Rosen said that on the one hand, social media searches can be valuable due-diligence tools and a critical part of pre-employment background screening. Candidates could be found espousing or promoting criminal activity and hate speech, or making derogatory comments about co-workers or employers. But broadly screening social media can be problematic because information found online can carry legal risk and may not even be true.

"Screening social media can lead to allegations of discrimination under Title VII [of the Civil Rights Act of 1964] and numerous state laws if the candidate does not get the job," Rosen said. "To avoid a lawsuit, you need objective, consistent and documented procedures to demonstrate information found online is a valid predictor of job performance and [is] used fairly."

Another issue is treating all applicants consistently. If employers are performing social media searches in an ad hoc way, with no written policy or standard approach, an applicant who is not hired or interviewed can potentially claim discrimination. And once the employer has become aware of a candidates' protected characteristics, it is difficult to prove that the information was not considered in the hiring decision, Rosen said.

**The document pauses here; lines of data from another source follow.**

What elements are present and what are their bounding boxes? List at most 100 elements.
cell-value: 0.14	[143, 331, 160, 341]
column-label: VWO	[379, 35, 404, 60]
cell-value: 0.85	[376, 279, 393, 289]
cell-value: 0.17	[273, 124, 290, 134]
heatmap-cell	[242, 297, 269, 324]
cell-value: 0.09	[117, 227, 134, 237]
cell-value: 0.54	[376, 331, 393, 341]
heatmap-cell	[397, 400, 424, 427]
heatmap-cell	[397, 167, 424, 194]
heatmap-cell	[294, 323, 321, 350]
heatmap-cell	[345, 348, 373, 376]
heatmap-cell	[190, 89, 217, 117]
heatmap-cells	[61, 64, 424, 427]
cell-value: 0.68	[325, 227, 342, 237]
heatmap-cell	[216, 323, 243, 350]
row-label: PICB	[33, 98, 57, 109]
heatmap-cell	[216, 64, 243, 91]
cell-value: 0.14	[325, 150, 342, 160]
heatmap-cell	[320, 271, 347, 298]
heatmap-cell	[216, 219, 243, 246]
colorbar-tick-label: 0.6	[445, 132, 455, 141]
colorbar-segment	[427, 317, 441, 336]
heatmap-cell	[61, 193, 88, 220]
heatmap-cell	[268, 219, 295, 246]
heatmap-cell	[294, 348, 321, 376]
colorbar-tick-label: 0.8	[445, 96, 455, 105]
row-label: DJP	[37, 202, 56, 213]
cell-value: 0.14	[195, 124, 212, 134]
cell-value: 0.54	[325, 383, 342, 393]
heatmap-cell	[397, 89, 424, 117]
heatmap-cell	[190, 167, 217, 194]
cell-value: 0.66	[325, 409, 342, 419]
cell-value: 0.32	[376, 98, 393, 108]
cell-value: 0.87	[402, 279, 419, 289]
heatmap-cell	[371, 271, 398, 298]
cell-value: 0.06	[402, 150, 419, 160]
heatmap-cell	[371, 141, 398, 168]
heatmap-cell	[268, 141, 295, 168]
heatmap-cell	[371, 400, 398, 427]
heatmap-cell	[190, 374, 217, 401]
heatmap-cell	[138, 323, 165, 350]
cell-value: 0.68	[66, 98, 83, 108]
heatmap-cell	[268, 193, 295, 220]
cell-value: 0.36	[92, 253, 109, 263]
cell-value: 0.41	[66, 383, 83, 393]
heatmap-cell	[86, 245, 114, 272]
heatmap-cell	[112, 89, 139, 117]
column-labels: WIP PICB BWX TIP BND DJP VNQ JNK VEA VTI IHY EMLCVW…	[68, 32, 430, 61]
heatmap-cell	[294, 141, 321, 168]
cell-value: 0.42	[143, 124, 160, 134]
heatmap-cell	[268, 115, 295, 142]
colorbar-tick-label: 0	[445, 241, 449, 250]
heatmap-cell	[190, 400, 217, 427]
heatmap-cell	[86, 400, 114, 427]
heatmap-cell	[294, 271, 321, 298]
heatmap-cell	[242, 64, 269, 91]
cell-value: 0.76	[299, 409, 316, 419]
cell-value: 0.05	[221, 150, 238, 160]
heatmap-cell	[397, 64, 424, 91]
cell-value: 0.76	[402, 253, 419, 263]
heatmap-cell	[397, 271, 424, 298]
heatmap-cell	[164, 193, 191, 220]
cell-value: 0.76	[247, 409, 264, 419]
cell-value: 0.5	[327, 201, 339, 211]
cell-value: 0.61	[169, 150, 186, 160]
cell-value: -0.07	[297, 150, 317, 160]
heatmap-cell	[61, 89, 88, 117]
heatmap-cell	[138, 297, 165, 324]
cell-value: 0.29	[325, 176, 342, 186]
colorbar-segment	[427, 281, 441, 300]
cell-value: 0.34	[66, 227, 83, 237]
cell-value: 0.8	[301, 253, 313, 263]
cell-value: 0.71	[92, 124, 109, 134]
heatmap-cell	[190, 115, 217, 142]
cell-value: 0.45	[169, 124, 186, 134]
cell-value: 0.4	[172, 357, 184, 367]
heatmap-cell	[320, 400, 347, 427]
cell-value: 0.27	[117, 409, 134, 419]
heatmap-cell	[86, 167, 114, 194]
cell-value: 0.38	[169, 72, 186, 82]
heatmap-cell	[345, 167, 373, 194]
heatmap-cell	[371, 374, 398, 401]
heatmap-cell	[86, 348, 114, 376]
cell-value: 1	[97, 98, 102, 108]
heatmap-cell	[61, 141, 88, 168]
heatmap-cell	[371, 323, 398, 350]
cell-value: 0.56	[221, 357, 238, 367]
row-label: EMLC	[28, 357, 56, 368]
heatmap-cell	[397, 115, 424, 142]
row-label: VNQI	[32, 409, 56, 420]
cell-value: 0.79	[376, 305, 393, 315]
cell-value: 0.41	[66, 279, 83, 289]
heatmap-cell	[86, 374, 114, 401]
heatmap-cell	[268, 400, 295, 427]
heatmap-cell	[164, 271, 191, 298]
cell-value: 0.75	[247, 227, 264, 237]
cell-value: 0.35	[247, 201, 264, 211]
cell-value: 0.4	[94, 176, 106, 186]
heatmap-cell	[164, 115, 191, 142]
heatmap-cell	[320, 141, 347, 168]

The potential for discrimination exists even with people who don't know they are being screened, like passive candidates, he added.

While there is not yet a clear law or case precedent in this area, employers must be very careful when using social media to conduct employment screening. Absolutely do not attempt to manipulate a social media site by creating a false identity and connecting with the candidate to gain access to his or her profile, Rosen said.

He recommended:

  • Getting consent from the job applicant before performing the search and screening only after a job offer is made, contingent upon completion of the check.
  • Establishing standard screening practices to show decisions are made objectively based on the job description, and documenting when a person meets the objective criteria and why he or she was not moved forward.
  • Performing social media checks through a third party behind an "ethics wall." "They don't make the hiring decisions and provide only job-related data to the decision-maker after there has been an offer," Rosen said. All protected characteristics are scrubbed.

Using Background Screening Firms

Employers can go to background screening firms to conduct social media checks and assemble a report on the applicant's online identity. However, employers should realize that background screening firms must follow the same federal Fair Credit Reporting Act (FCRA) rules regulating more traditional information sources such as criminal record checks and credit report checks, Rosen said.

"Social media background checks need to have full FCRA compliance, which requires a background screening firm to maintain reasonable procedures for maximum possible accuracy," he added. "Since a background screening firm has no way of knowing if all of the online information is accurate or even belongs to the applicant in question, it is difficult for screening firms to perform this service [in a manner that's] consistent with the FCRA."